First of all, there is a PHP backend‽ Second, isn't the usage of cstring for javascript wrappers an abuse of that type that already clearly says it's for C? For me cstring will continue to be nothing more than an alias type like this:
type cstring {.unchecked.} = ptr array[0, char]
And I would truely be surprised if it would be anything else than only this and only this. And generally programmers don't like surprises. I would even go so far and say that cstring should only be defined when nim is on the c backend. But don't take my words on this too serious, since I don't have experience with the javascript backend, nor did I ever truely dig into the javascript world.
Well, I think we discussed this before, but "c" in cstring means "compatible" not the C language, and it's a magic type which may be different in different backend instead of unchecked ptr to array of char.
cstring* {.magic: Cstring.} ## built-in cstring (*compatible string*) type
@Krux02 yes there is a (experimental) PHP backend which actually is even used as fallback in production for Nim driven Zend Modules. @Araq works for our company so we can experiment more freely :)
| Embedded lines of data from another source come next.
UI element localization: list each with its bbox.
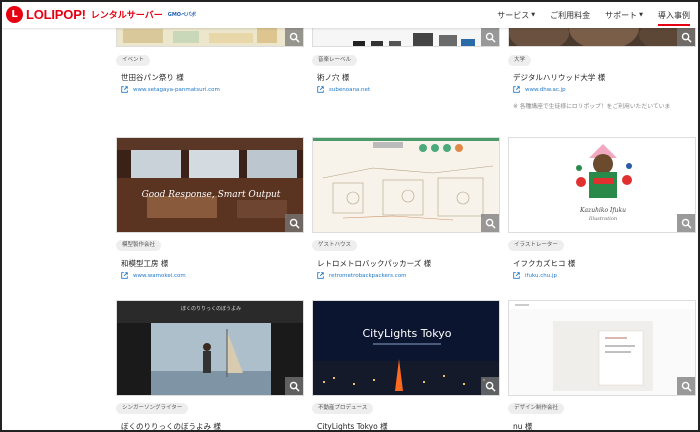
category-badge: イベント [116,55,151,66]
lolipop-logo[interactable]: L LOLIPOP! レンタルサーバー GMOペパボ [6,6,196,23]
zoom-icon[interactable] [677,377,695,395]
nav-item-case-studies[interactable]: 導入事例 [658,2,690,28]
site-header: L LOLIPOP! レンタルサーバー GMOペパボ サービス ▼ ご利用料金 サ… [2,2,698,28]
case-title: イフクカズヒコ 様 [513,259,576,268]
external-link-icon [317,272,324,279]
nav-label: サポート [605,10,638,20]
case-url: www.setagaya-panmatsuri.com [133,86,220,93]
case-link[interactable]: ifuku.chu.jp [513,272,557,279]
category-badge: イラストレーター [508,240,564,251]
zoom-icon[interactable] [481,377,499,395]
browser-frame: L LOLIPOP! レンタルサーバー GMOペパボ サービス ▼ ご利用料金 サ… [0,0,700,432]
case-title: 世田谷パン祭り 様 [121,73,184,82]
logo-subtitle: レンタルサーバー [90,11,163,21]
main-nav: サービス ▼ ご利用料金 サポート ▼ 導入事例 [482,2,690,28]
category-badge: デザイン制作会社 [508,403,565,414]
thumbnail-image: ぼくのりりっくのぼうよみ [117,301,303,395]
nav-item-services[interactable]: サービス ▼ [497,2,535,28]
category-badge: 音楽レーベル [312,55,358,66]
category-badge: 不動産プロデュース [312,403,374,414]
case-thumbnail[interactable]: ぼくのりりっくのぼうよみ [116,300,304,396]
nav-label: サービス [497,10,530,20]
case-thumbnail[interactable] [508,300,696,396]
zoom-icon[interactable] [285,214,303,232]
logo-text: LOLIPOP! [26,7,86,22]
category-badge: ゲストハウス [312,240,358,251]
external-link-icon [513,86,520,93]
thumbnail-caption: ぼくのりりっくのぼうよみ [181,305,241,312]
caret-down-icon: ▼ [639,12,643,18]
case-title: 術ノ穴 様 [317,73,350,82]
case-title: ぼくのりりっくのぼうよみ 様 [121,422,221,431]
case-link[interactable]: www.dhw.ac.jp [513,86,566,93]
svg-text:Kazuhiko Ifuku: Kazuhiko Ifuku [579,207,626,214]
case-thumbnail[interactable]: Good Response, Smart Output [116,137,304,233]
case-link[interactable]: www.wamokei.com [121,272,186,279]
case-url: www.wamokei.com [133,272,186,279]
category-badge: 大学 [508,55,532,66]
case-title: 和模型工房 様 [121,259,169,268]
zoom-icon[interactable] [677,214,695,232]
external-link-icon [317,86,324,93]
thumbnail-image [313,138,499,232]
thumbnail-image [509,301,695,395]
case-link[interactable]: subenoana.net [317,86,370,93]
nav-item-support[interactable]: サポート ▼ [605,2,643,28]
case-note: ※ 各種講座で生徒様にロリポップ！をご利用いただいていま [513,104,671,110]
case-title: レトロメトロバックパッカーズ 様 [317,259,432,268]
case-link[interactable]: retrometrobackpackers.com [317,272,407,279]
zoom-icon[interactable] [481,214,499,232]
nav-label: ご利用料金 [550,10,591,20]
case-thumbnail[interactable] [312,137,500,233]
category-badge: 模型製作会社 [116,240,162,251]
nav-label: 導入事例 [658,10,690,20]
case-url: retrometrobackpackers.com [329,272,407,279]
nav-item-pricing[interactable]: ご利用料金 [550,2,590,28]
thumbnail-caption: CityLights Tokyo [362,327,451,340]
thumbnail-image: Kazuhiko Ifuku Illustration [509,138,695,232]
zoom-icon[interactable] [677,28,695,46]
thumbnail-image: Good Response, Smart Output [117,138,303,232]
case-url: ifuku.chu.jp [525,272,557,279]
category-badge: シンガーソングライター [116,403,189,414]
caret-down-icon: ▼ [531,12,536,18]
zoom-icon[interactable] [285,377,303,395]
zoom-icon[interactable] [481,28,499,46]
svg-text:Illustration: Illustration [588,216,617,222]
case-title: CityLights Tokyo 様 [317,422,388,431]
gmo-pepabo-logo: GMOペパボ [167,12,197,18]
case-url: www.dhw.ac.jp [525,86,566,93]
external-link-icon [513,272,520,279]
case-url: subenoana.net [329,86,371,93]
lolipop-logo-icon: L [6,6,23,23]
external-link-icon [121,272,128,279]
case-title: デジタルハリウッド大学 様 [513,73,606,82]
case-thumbnail[interactable]: Kazuhiko Ifuku Illustration [508,137,696,233]
external-link-icon [121,86,128,93]
thumbnail-caption: Good Response, Smart Output [142,190,281,200]
zoom-icon[interactable] [285,28,303,46]
case-thumbnail[interactable]: CityLights Tokyo [312,300,500,396]
case-title: nu 様 [513,422,533,431]
case-link[interactable]: www.setagaya-panmatsuri.com [121,86,220,93]
thumbnail-image: CityLights Tokyo [313,301,499,395]
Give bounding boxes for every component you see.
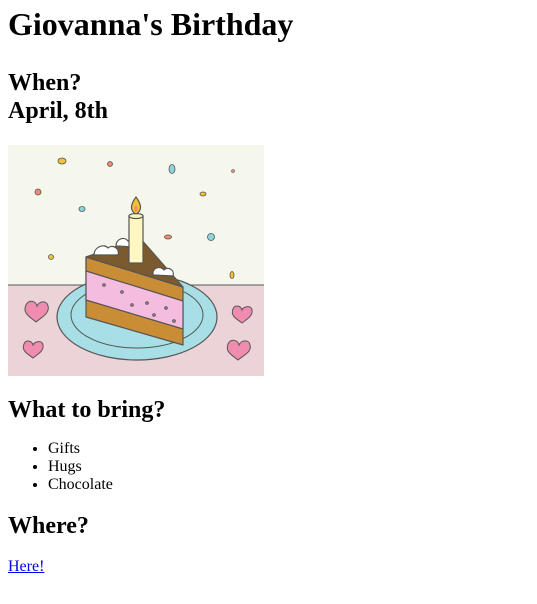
location-link[interactable]: Here! (8, 558, 44, 575)
birthday-cake-image (8, 145, 264, 376)
list-item: Gifts (48, 440, 529, 458)
bring-heading: What to bring? (8, 397, 166, 423)
list-item: Chocolate (48, 476, 529, 494)
list-item: Hugs (48, 458, 529, 476)
bring-list: Gifts Hugs Chocolate (8, 440, 529, 494)
when-heading: When? (8, 70, 82, 96)
event-date: April, 8th (8, 98, 109, 124)
page-title: Giovanna's Birthday (8, 6, 294, 42)
location-paragraph: Here! (8, 558, 529, 576)
page-body: Giovanna's Birthday When? April, 8th Wha… (0, 0, 537, 576)
candle-icon (128, 195, 144, 264)
where-heading: Where? (8, 513, 89, 539)
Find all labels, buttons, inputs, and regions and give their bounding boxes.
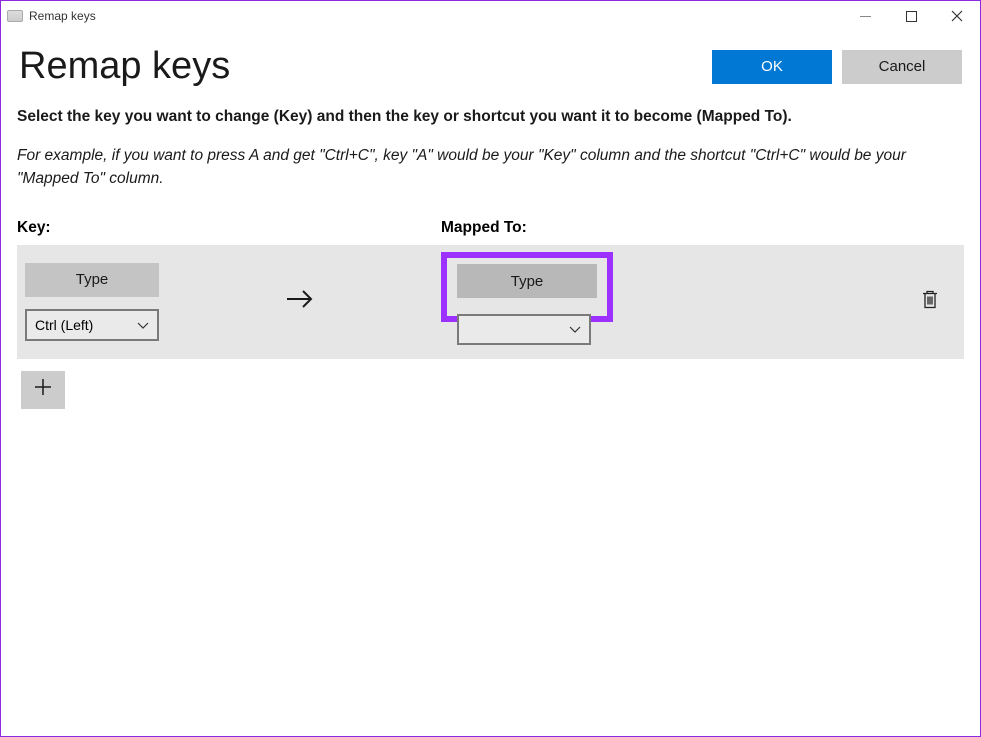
titlebar: Remap keys [1,1,980,31]
header: Remap keys OK Cancel [1,31,980,108]
chevron-down-icon [137,317,149,333]
cancel-button[interactable]: Cancel [842,50,962,84]
delete-row-button[interactable] [920,288,940,315]
add-row-area [17,359,964,409]
mapped-type-button[interactable]: Type [457,264,597,298]
key-dropdown[interactable]: Ctrl (Left) [25,309,159,341]
key-column: Type Ctrl (Left) [25,263,279,341]
add-row-button[interactable] [21,371,65,409]
plus-icon [33,377,53,402]
remap-row: Type Ctrl (Left) Type [17,245,964,359]
key-column-header: Key: [17,219,441,237]
mapped-inner: Type [449,258,689,298]
window-title: Remap keys [29,9,96,23]
content: Select the key you want to change (Key) … [1,108,980,409]
instruction-text: Select the key you want to change (Key) … [17,108,964,126]
page-title: Remap keys [19,45,230,88]
arrow-right-icon [285,287,315,316]
key-dropdown-value: Ctrl (Left) [35,317,93,333]
window-controls [842,1,980,31]
chevron-down-icon [569,321,581,339]
minimize-button[interactable] [842,1,888,31]
ok-button[interactable]: OK [712,50,832,84]
maximize-button[interactable] [888,1,934,31]
trash-icon [920,297,940,314]
key-type-button[interactable]: Type [25,263,159,297]
column-headers: Key: Mapped To: [17,219,964,237]
mapped-column: Type [449,258,689,345]
example-text: For example, if you want to press A and … [17,144,964,191]
mapped-column-header: Mapped To: [441,219,964,237]
arrow-column [279,287,449,316]
mapped-dropdown[interactable] [457,314,591,345]
app-icon [7,10,23,22]
close-button[interactable] [934,1,980,31]
header-actions: OK Cancel [712,50,962,84]
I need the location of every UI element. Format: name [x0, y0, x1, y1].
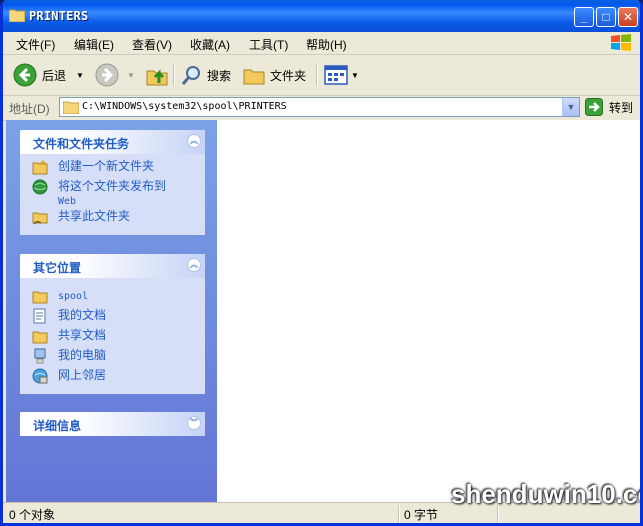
other-places-title: 其它位置 — [33, 261, 82, 275]
share-folder-icon — [32, 212, 48, 225]
status-size: 0 字节 — [404, 508, 439, 522]
place-network[interactable]: 网上邻居 — [20, 368, 205, 388]
search-label: 搜索 — [207, 68, 232, 83]
folders-label: 文件夹 — [270, 68, 307, 83]
up-folder-icon — [146, 69, 168, 86]
file-folder-tasks-panel: 文件和文件夹任务 ︽ 创建一个新文件夹 将这个文件夹发布到 Web 共享此文件夹 — [20, 130, 205, 235]
folder-icon — [9, 9, 25, 22]
forward-dropdown-icon: ▼ — [127, 70, 135, 80]
minimize-icon: _ — [580, 10, 588, 24]
details-title: 详细信息 — [33, 419, 82, 433]
folders-button[interactable]: 文件夹 — [243, 62, 306, 88]
forward-arrow-icon — [95, 63, 119, 87]
toolbar-separator — [173, 64, 175, 86]
menu-bar: 文件(F) 编辑(E) 查看(V) 收藏(A) 工具(T) 帮助(H) — [3, 32, 640, 55]
collapse-icon[interactable]: ︽ — [187, 134, 201, 148]
my-computer-icon — [34, 348, 46, 364]
other-places-header[interactable]: 其它位置 ︽ — [20, 254, 205, 278]
new-folder-icon — [32, 160, 48, 175]
menu-tools[interactable]: 工具(T) — [249, 36, 288, 53]
toolbar-separator — [316, 64, 318, 86]
folder-icon — [32, 291, 48, 304]
watermark-text: shenduwin10.com — [451, 479, 640, 509]
file-folder-tasks-header[interactable]: 文件和文件夹任务 ︽ — [20, 130, 205, 154]
other-places-panel: 其它位置 ︽ spool 我的文档 共享文档 我的电脑 网上邻居 — [20, 254, 205, 394]
place-my-documents-label: 我的文档 — [58, 308, 107, 322]
maximize-icon: □ — [602, 10, 610, 24]
go-label: 转到 — [609, 100, 634, 115]
place-my-computer-label: 我的电脑 — [58, 348, 107, 362]
globe-icon — [32, 179, 48, 195]
status-divider — [398, 505, 400, 522]
place-my-documents[interactable]: 我的文档 — [20, 308, 205, 328]
task-publish-web-label-suffix: Web — [58, 196, 77, 207]
close-icon: ✕ — [622, 10, 634, 24]
up-folder-button[interactable] — [145, 62, 169, 88]
address-path: C:\WINDOWS\system32\spool\PRINTERS — [82, 101, 287, 112]
place-my-computer[interactable]: 我的电脑 — [20, 348, 205, 368]
go-button[interactable]: 转到 — [585, 98, 633, 116]
task-publish-web[interactable]: 将这个文件夹发布到 Web — [20, 179, 205, 209]
details-panel: 详细信息 ︾ — [20, 412, 205, 436]
views-icon — [324, 65, 348, 85]
windows-logo-icon — [611, 34, 631, 51]
task-share-folder-label: 共享此文件夹 — [58, 209, 131, 223]
back-dropdown-icon[interactable]: ▼ — [76, 71, 84, 80]
task-share-folder[interactable]: 共享此文件夹 — [20, 209, 205, 229]
place-network-label: 网上邻居 — [58, 368, 107, 382]
go-arrow-icon — [585, 98, 603, 116]
file-folder-tasks-title: 文件和文件夹任务 — [33, 137, 130, 151]
back-label: 后退 — [42, 68, 67, 83]
minimize-button[interactable]: _ — [574, 7, 594, 27]
menu-file[interactable]: 文件(F) — [16, 36, 55, 53]
folders-icon — [243, 69, 265, 85]
place-spool[interactable]: spool — [20, 288, 205, 308]
maximize-button[interactable]: □ — [596, 7, 616, 27]
place-shared-documents-label: 共享文档 — [58, 328, 107, 342]
explorer-window: PRINTERS _ □ ✕ 文件(F) 编辑(E) 查看(V) 收藏(A) 工… — [0, 0, 643, 526]
my-documents-icon — [33, 308, 46, 324]
status-object-count: 0 个对象 — [9, 508, 56, 522]
menu-help[interactable]: 帮助(H) — [306, 36, 347, 53]
collapse-icon[interactable]: ︽ — [187, 258, 201, 272]
expand-icon[interactable]: ︾ — [187, 416, 201, 430]
chevron-down-icon: ▼ — [566, 102, 576, 112]
title-bar[interactable]: PRINTERS _ □ ✕ — [3, 0, 640, 32]
menu-view[interactable]: 查看(V) — [132, 36, 172, 53]
details-header[interactable]: 详细信息 ︾ — [20, 412, 205, 436]
task-pane: 文件和文件夹任务 ︽ 创建一个新文件夹 将这个文件夹发布到 Web 共享此文件夹 — [6, 120, 217, 502]
network-places-icon — [32, 368, 48, 384]
menu-favorites[interactable]: 收藏(A) — [190, 36, 230, 53]
address-label: 地址(D) — [9, 102, 50, 116]
folder-icon — [63, 101, 79, 114]
address-bar: 地址(D) C:\WINDOWS\system32\spool\PRINTERS… — [3, 96, 640, 121]
back-arrow-icon — [13, 63, 37, 87]
task-new-folder-label: 创建一个新文件夹 — [58, 159, 155, 173]
place-spool-label: spool — [58, 291, 89, 302]
window-title: PRINTERS — [29, 9, 89, 23]
shared-documents-icon — [32, 331, 48, 344]
menu-edit[interactable]: 编辑(E) — [74, 36, 114, 53]
views-dropdown-icon: ▼ — [351, 70, 359, 80]
search-icon — [181, 66, 200, 85]
file-list-area[interactable] — [217, 120, 640, 502]
forward-button[interactable]: ▼ — [95, 62, 135, 88]
close-button[interactable]: ✕ — [618, 7, 638, 27]
toolbar: 后退 ▼ ▼ 搜索 文件夹 ▼ — [3, 55, 640, 96]
address-dropdown-button[interactable]: ▼ — [562, 98, 579, 116]
task-new-folder[interactable]: 创建一个新文件夹 — [20, 159, 205, 179]
task-publish-web-label: 将这个文件夹发布到 — [58, 179, 167, 193]
back-button[interactable]: 后退 ▼ — [13, 62, 84, 88]
place-shared-documents[interactable]: 共享文档 — [20, 328, 205, 348]
address-input[interactable]: C:\WINDOWS\system32\spool\PRINTERS ▼ — [59, 97, 580, 117]
search-button[interactable]: 搜索 — [181, 62, 231, 88]
views-button[interactable]: ▼ — [324, 62, 359, 88]
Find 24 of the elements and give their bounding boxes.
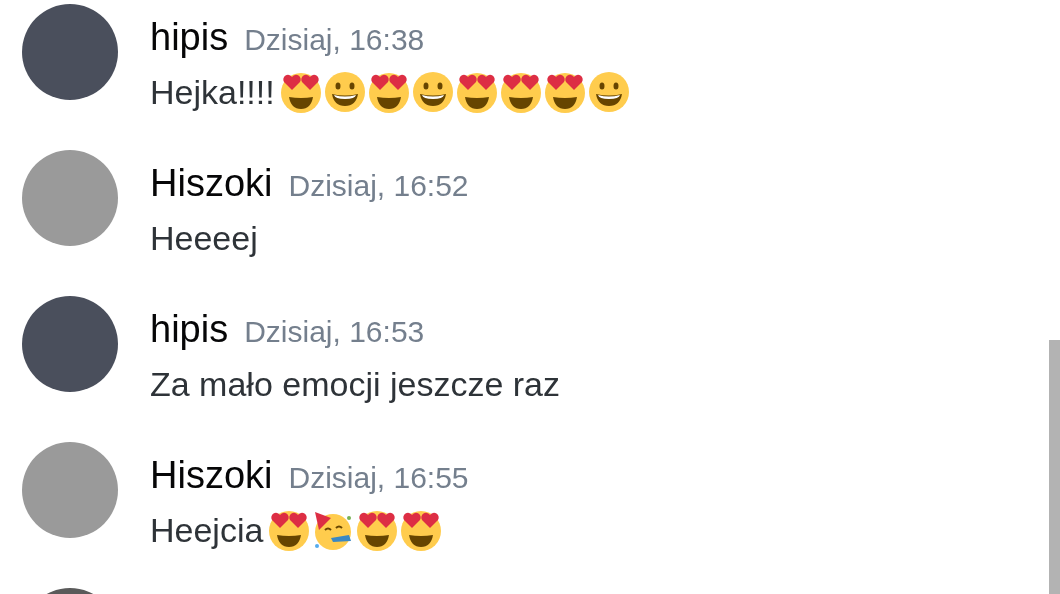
message-text: Za mało emocji jeszcze raz xyxy=(150,364,560,405)
heart-eyes-emoji-icon xyxy=(542,70,587,114)
grinning-emoji-icon xyxy=(410,70,455,114)
username[interactable]: Hiszoki xyxy=(150,160,273,206)
username[interactable]: hipis xyxy=(150,14,229,60)
timestamp: Dzisiaj, 16:53 xyxy=(244,314,425,350)
heart-eyes-emoji-icon xyxy=(454,70,499,114)
heart-eyes-emoji-icon xyxy=(355,508,400,552)
heart-eyes-emoji-icon xyxy=(366,70,411,114)
grinning-emoji-icon xyxy=(322,70,367,114)
timestamp: Dzisiaj, 16:55 xyxy=(288,460,469,496)
timestamp: Dzisiaj, 16:52 xyxy=(288,168,469,204)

Besides that: cstring is a very important part of interfacing Javascript to. Just look at the types in nim-screeps
The cstring type represents a pointer to a zero-terminated char array compatible to the type char* in Ansi C. Its primary purpose lies in easy interfacing with C
There is no mentioning of any usage for that type in javascript.
maybe something like this would make it a bit more transparent than a magic pragma
when cbackend:
type cstring {.unchecked.} = ptr array[0, char]
else:
type cstring = ref otherstringtype
I think I have my answer for my original question already. I will just a proposal about what I would like to change here in the forums. It then has full potential to be moved into an official document, whatever form that might be. I really like the interactive part here, and the forum is not too crowed that it would disapper too quickly.
To answer your questions, I really like to use destructors for anything that would need a defer, meaning, closing files, closing connections, closing dynamically loaded libraries, and freeing memory. And if I use them for that, they really need to be called reliably at the end of the scope. Not like java finalizers. I already don't use garbage collection, and that is already a feature at this point in time, why I like Nim. I would use the ref type only for things, where the ownership is not only shared, but the lifetime of both owners is independant of the other. For example when I need to share an object between threads. But that rarely happens in my current code, not at all. Unique pointers from c++ are nice, but they need move semantics in the language, which does not exist in Nim, at least not explicit.